HP Spectre x360 13.5 Benchmarks
|Benchmark||HP Spectre x360 13.5||Dell XPS 13|
|Geekbench 6 CPU Single||2240||2028|
|Geekbench 6 CPU Multi||8790||7224|
|Geekbench 6 Open CL / Compute||14537||8386|
|Cinebench R23 Single||1633||1346|
|Cinebench R23 Multi||7825||5233|
|Cinebench R23 Multi 30 min loop||7947||4390|
|PugetBench for Premiere Pro||224||177|
|Shadow of the Tomb Raider (1920 x 1200, highest)||32||15|
|4K Export (Adobe Premiere Pro 15)||6:48||10:08|
I don’t want to make too big of a deal about benchmark scores on these two devices, as neither is really designed to be used for long periods of time under heavy loads. Nevertheless, for people who want to know, the scores are above.
The Spectre has a slightly more powerful processor than is available in the XPS. The scores I got are similar but not quite the same, with the Spectre coming out on top in almost every case. If you plan on playing games or exporting video as I did here, you can expect that the Spectre might be slightly faster. But if those are regular tasks for you, neither of these devices should be on your shortlist.
In terms of general use in Chrome, Safari, and such, I didn’t see a difference. For office workloads and home entertainment, both of these computers are — and I cannot stress this enough — fine. One thing I did notice is that the Spectre is quieter than the XPS. Dell’s fans came on quite easily, like after a couple Chrome tabs, during my testing process. The Spectre was cool and quiet throughout my use, with noise only apparent during heavy benchmarking. If you don’t like fan noise, the Spectre is the way to go.
Which should you buy?
Ultimately, the Spectre is a step up from the XPS in many important areas. It would be my hands-down recommendation.

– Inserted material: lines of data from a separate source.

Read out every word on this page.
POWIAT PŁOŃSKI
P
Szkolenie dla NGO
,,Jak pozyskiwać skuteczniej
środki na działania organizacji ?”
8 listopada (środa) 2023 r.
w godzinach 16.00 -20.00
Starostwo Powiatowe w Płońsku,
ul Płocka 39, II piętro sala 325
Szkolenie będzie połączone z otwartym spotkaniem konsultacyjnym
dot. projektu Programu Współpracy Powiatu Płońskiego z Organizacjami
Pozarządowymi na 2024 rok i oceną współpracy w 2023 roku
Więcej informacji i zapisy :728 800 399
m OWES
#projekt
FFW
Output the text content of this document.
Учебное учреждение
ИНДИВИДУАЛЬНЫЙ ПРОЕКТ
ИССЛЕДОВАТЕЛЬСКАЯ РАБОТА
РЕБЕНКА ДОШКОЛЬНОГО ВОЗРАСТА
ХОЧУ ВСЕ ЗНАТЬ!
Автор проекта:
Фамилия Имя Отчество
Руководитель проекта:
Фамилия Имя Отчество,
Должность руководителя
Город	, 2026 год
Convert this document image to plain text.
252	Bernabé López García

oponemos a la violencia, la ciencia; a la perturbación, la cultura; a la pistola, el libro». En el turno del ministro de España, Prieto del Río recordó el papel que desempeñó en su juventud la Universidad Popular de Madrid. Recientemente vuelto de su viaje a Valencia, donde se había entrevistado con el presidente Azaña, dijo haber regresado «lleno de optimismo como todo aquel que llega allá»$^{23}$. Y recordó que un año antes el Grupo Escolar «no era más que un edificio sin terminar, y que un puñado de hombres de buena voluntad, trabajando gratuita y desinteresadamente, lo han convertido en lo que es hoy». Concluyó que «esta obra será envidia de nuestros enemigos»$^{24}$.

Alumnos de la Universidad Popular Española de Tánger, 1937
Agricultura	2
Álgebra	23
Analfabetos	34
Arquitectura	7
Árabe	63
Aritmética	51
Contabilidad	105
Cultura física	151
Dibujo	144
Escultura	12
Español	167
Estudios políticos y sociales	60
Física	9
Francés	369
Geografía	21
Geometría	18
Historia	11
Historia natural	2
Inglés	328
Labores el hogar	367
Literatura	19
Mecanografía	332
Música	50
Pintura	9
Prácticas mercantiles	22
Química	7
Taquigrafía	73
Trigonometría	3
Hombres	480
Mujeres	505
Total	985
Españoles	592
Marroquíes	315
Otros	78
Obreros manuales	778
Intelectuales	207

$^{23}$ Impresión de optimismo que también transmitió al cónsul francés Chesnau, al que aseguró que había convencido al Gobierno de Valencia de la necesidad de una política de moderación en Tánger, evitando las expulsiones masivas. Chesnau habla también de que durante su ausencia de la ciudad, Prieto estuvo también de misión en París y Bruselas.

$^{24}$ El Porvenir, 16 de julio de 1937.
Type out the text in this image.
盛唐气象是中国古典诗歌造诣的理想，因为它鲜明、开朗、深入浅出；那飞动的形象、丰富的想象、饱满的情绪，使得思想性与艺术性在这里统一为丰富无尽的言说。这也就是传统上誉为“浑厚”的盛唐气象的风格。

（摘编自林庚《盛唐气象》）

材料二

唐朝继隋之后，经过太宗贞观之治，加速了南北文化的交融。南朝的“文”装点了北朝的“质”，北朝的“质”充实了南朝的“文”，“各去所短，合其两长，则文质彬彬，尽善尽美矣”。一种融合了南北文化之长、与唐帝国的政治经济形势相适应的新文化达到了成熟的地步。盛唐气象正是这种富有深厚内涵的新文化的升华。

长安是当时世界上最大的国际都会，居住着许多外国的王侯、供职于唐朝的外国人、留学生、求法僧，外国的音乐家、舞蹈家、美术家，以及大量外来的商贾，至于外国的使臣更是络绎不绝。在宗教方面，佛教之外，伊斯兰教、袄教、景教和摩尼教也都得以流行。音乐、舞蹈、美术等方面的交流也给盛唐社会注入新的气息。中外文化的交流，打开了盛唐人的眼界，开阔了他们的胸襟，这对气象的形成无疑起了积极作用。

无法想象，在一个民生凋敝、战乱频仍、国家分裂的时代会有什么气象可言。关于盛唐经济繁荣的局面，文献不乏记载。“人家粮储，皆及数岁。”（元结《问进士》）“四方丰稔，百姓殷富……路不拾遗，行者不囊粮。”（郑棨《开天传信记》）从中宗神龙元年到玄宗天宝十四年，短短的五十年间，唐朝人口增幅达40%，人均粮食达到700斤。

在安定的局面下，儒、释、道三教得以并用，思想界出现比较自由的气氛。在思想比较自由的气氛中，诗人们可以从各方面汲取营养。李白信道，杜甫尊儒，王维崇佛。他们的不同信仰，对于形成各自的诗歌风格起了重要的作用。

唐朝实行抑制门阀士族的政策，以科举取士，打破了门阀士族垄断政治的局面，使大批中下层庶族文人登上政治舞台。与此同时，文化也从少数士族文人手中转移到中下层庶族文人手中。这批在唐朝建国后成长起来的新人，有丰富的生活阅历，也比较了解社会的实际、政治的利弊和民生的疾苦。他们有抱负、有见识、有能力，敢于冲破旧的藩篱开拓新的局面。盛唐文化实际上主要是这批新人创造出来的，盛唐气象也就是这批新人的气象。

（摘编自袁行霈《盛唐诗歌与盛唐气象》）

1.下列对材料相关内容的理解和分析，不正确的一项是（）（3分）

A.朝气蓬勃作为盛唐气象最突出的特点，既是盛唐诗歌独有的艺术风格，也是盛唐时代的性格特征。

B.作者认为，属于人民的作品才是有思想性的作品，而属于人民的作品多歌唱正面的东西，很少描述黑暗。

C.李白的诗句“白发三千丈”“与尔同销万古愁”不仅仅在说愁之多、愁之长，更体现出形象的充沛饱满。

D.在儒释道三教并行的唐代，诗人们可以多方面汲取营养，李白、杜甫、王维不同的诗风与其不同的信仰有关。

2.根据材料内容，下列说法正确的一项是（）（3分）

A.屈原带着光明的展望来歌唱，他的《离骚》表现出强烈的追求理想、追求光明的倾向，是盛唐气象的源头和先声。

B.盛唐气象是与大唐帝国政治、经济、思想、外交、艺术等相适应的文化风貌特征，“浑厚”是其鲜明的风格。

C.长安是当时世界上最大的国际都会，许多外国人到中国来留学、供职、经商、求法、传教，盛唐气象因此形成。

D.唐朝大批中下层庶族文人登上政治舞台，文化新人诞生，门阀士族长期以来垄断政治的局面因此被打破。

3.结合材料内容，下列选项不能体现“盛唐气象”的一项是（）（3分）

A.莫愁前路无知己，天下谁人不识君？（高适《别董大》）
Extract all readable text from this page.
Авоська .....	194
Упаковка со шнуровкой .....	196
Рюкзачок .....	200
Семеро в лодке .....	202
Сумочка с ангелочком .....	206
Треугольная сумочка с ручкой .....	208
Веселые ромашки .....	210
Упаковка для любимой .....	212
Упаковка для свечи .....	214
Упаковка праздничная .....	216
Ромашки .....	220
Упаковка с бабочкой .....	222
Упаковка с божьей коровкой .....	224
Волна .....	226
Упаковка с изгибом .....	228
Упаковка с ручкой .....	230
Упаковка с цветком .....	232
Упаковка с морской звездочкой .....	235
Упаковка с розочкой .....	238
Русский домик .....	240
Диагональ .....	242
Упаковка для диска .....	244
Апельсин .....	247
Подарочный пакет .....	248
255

Except for that stinkin’ battery life. Four hours is just unfortunate for a device that’s well over $1,000. And the difference between four and six hours could be the difference between needing or not needing to bring your charger to a coffee shop, making it through a flight, or finishing a school day. That factor alone is a huge point in the XPS’s favor.
Despite that shortcoming, I still think the Spectre offers better value for its price. Its build quality and aspect ratio are fairly unique in today’s landscape. I think it offers a package that’s difficult to find from other manufacturers right now, and HP is innovating with this in ways that Dell hasn’t with this generation of the old-school XPS. That makes me slightly more excited about the Spectre x360 this year.
With that said, I would not fault someone for going for the XPS instead because until HP figures out how to make a high-resolution OLED screen play nice with the 67Wh battery, that lower price and higher battery life are quite attractive. While Dell’s machine is not as exciting or showy of a product, I wouldn’t be surprised if it ends up being a more pragmatic buy for many people.